# Penderecki - String Quartet 3 'Leaves of an Unwritten Diary' (SQ review)



## Merl (Jul 28, 2016)

A fine live Wigmore recording from the Meccore Quartet... 






Lots of very recommendable performances of this quartet. In fact, the only recording I can't fully recommend is that by Apollon Musagete, which I found too broad and lacking enough urgency. All the rest here are well worth hearing.

Recommended

Molinari - warmly lyrical and emotional reading that perhaps could have done with a little more urgency.
Messages - a good all-round performance that is easily recommendable.
Antarja - strong, persuasive account that occasionally becomes a little hurried
DAFO - a decent effort that I can recommend but it needs a bit more for me.

*Highly recommended

Royal String Quartet* - beautifully engineered and recorded but I didn't feel the visceral tension or excitement that the Tippett Quartet bring to this fine quartet even though they portray the tension and nostalgic qualities superbly.
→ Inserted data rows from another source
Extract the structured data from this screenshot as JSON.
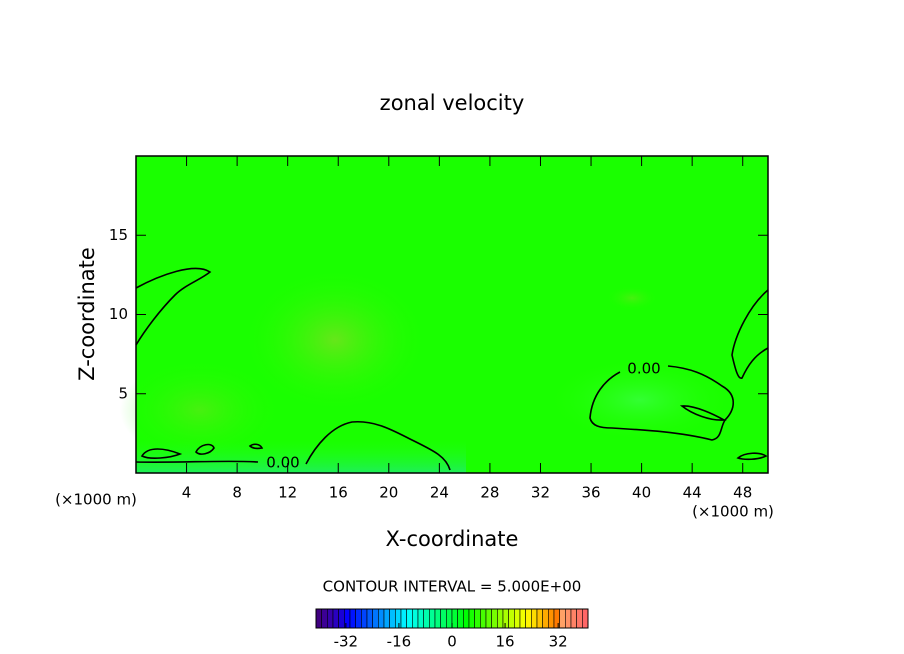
{
  "chart_data": {
    "type": "contour",
    "title": "zonal velocity",
    "xlabel": "X-coordinate",
    "ylabel": "Z-coordinate",
    "x_unit_label": "(×1000 m)",
    "xlim": [
      0,
      50
    ],
    "ylim": [
      0,
      20
    ],
    "xticks": [
      4,
      8,
      12,
      16,
      20,
      24,
      28,
      32,
      36,
      40,
      44,
      48
    ],
    "yticks": [
      5,
      10,
      15
    ],
    "contour_levels": [
      0
    ],
    "value_labels": [
      "0.00"
    ],
    "contour_interval_label": "CONTOUR INTERVAL = 5.000E+00",
    "colorbar": {
      "clim": [
        -41,
        41
      ],
      "ticks": [
        -32,
        -16,
        0,
        16,
        32
      ]
    }
  }
}
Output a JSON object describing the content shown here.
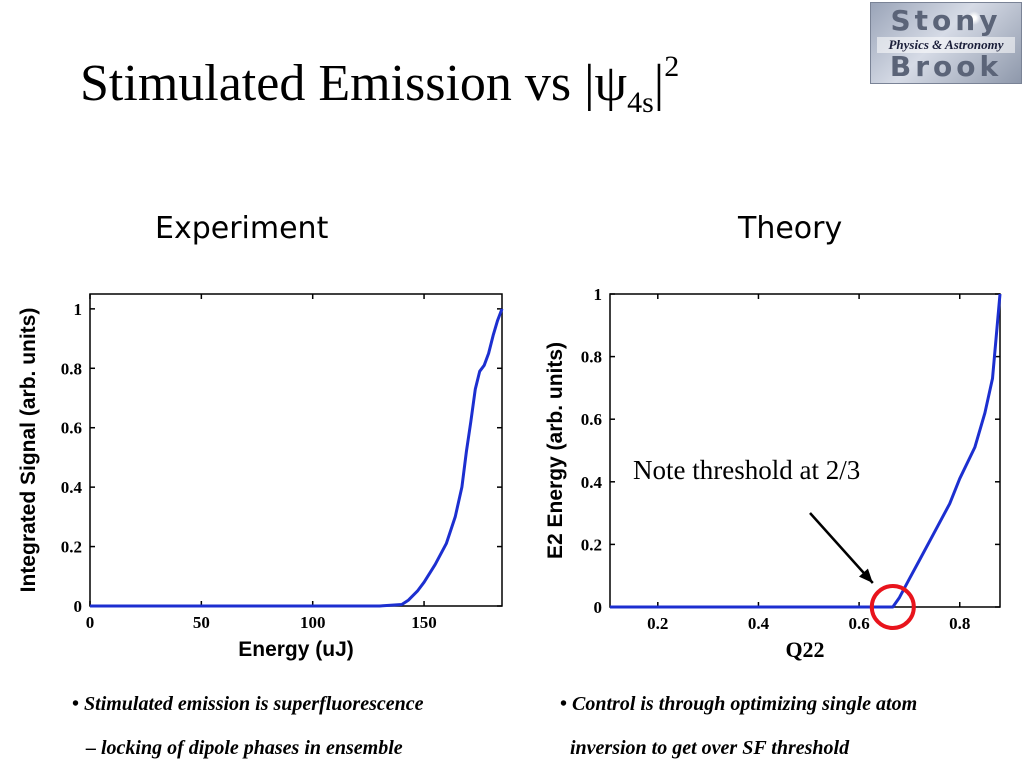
{
  "slide": {
    "title_main": "Stimulated Emission vs |ψ",
    "title_sub": "4s",
    "title_tail": "|",
    "title_sup": "2"
  },
  "logo": {
    "top_word": "Stony",
    "middle_word": "Physics & Astronomy",
    "bottom_word": "Brook"
  },
  "panels": {
    "experiment_heading": "Experiment",
    "theory_heading": "Theory"
  },
  "annotation": {
    "text": "Note threshold at 2/3",
    "circle_color": "#e8141c"
  },
  "bullets": {
    "left": {
      "marker": "•",
      "line1": "Stimulated emission is superfluorescence",
      "line2": "– locking of dipole phases in ensemble"
    },
    "right": {
      "marker": "•",
      "line1": "Control is through optimizing single atom",
      "line2": "inversion to get over SF threshold"
    }
  },
  "chart_data": [
    {
      "type": "line",
      "title": "",
      "xlabel": "Energy (uJ)",
      "ylabel": "Integrated Signal (arb. units)",
      "xlim": [
        0,
        185
      ],
      "ylim": [
        0,
        1.05
      ],
      "xticks": [
        0,
        50,
        100,
        150
      ],
      "yticks": [
        0,
        0.2,
        0.4,
        0.6,
        0.8,
        1
      ],
      "xtick_labels": [
        "0",
        "50",
        "100",
        "150"
      ],
      "ytick_labels": [
        "0",
        "0.2",
        "0.4",
        "0.6",
        "0.8",
        "1"
      ],
      "grid": false,
      "line_color": "#1c2fd0",
      "series": [
        {
          "x": [
            0,
            130,
            140,
            143,
            147,
            150,
            155,
            160,
            164,
            167,
            169,
            171,
            173,
            175,
            177,
            179,
            181,
            183,
            185
          ],
          "y": [
            0,
            0,
            0.005,
            0.02,
            0.05,
            0.08,
            0.14,
            0.21,
            0.3,
            0.4,
            0.52,
            0.62,
            0.73,
            0.79,
            0.81,
            0.85,
            0.91,
            0.96,
            1.0
          ]
        }
      ]
    },
    {
      "type": "line",
      "title": "",
      "xlabel": "Q22",
      "ylabel": "E2 Energy (arb. units)",
      "xlim": [
        0.105,
        0.88
      ],
      "ylim": [
        0,
        1.0
      ],
      "xticks": [
        0.2,
        0.4,
        0.6,
        0.8
      ],
      "yticks": [
        0,
        0.2,
        0.4,
        0.6,
        0.8,
        1
      ],
      "xtick_labels": [
        "0.2",
        "0.4",
        "0.6",
        "0.8"
      ],
      "ytick_labels": [
        "0",
        "0.2",
        "0.4",
        "0.6",
        "0.8",
        "1"
      ],
      "grid": false,
      "line_color": "#1c2fd0",
      "series": [
        {
          "x": [
            0.105,
            0.6,
            0.667,
            0.68,
            0.7,
            0.72,
            0.75,
            0.78,
            0.8,
            0.83,
            0.85,
            0.865,
            0.88
          ],
          "y": [
            0,
            0,
            0,
            0.03,
            0.09,
            0.15,
            0.24,
            0.33,
            0.41,
            0.51,
            0.62,
            0.73,
            1.0
          ]
        }
      ]
    }
  ]
}
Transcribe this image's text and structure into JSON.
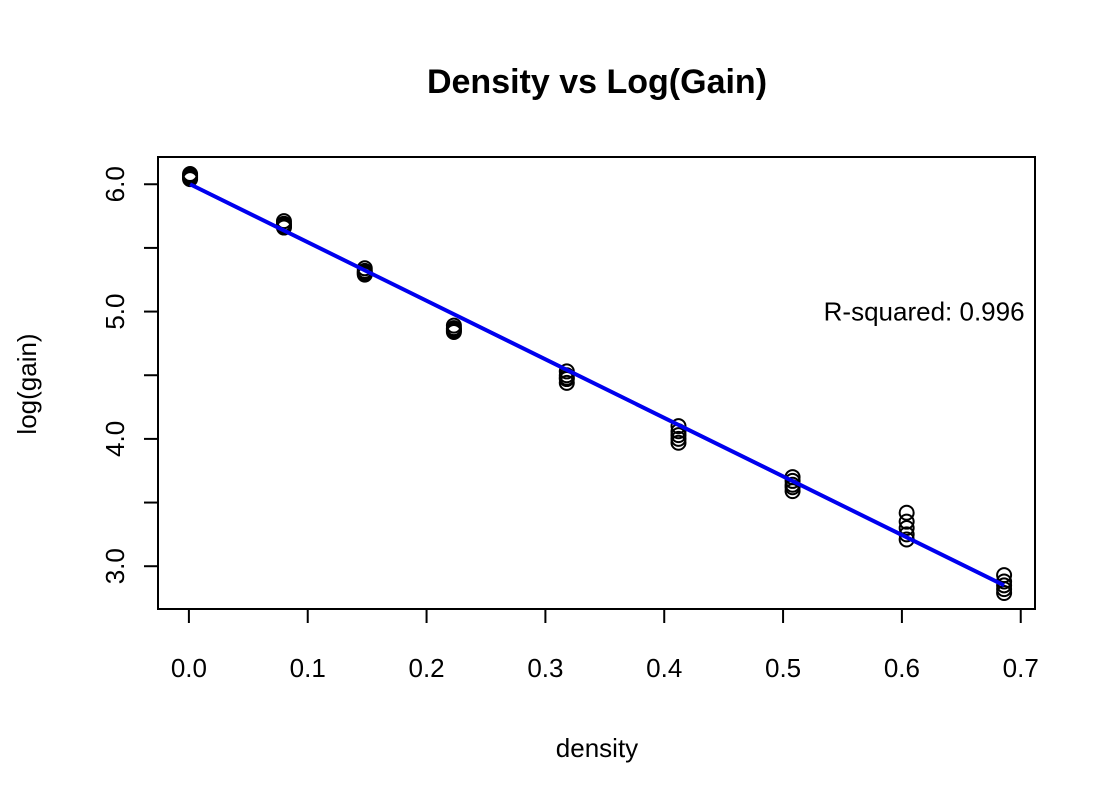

This has grown on me though, as I wasn't sure on first listen.
*Penderecki Quartet *- lovely recording with depth and the final few minutes is very engaging.
*Ãtma* - slower but beautifully realised and recorded account. A very impressive recording for a novice ensemble.
*Silesian* - brilliant playing and the Silesians convey the character of the music superbly. Like the others in this section, a hair's breadth off the top.

*Top pick

Tippett* - this full, reverberant, brisk brighter, rougher reading works the best for me. The ostinato is conveyed more tellingly in my ears and the urgency and forward drive are so powerful that I find this recording unbeatable even by the other high calibre accounts available.


----------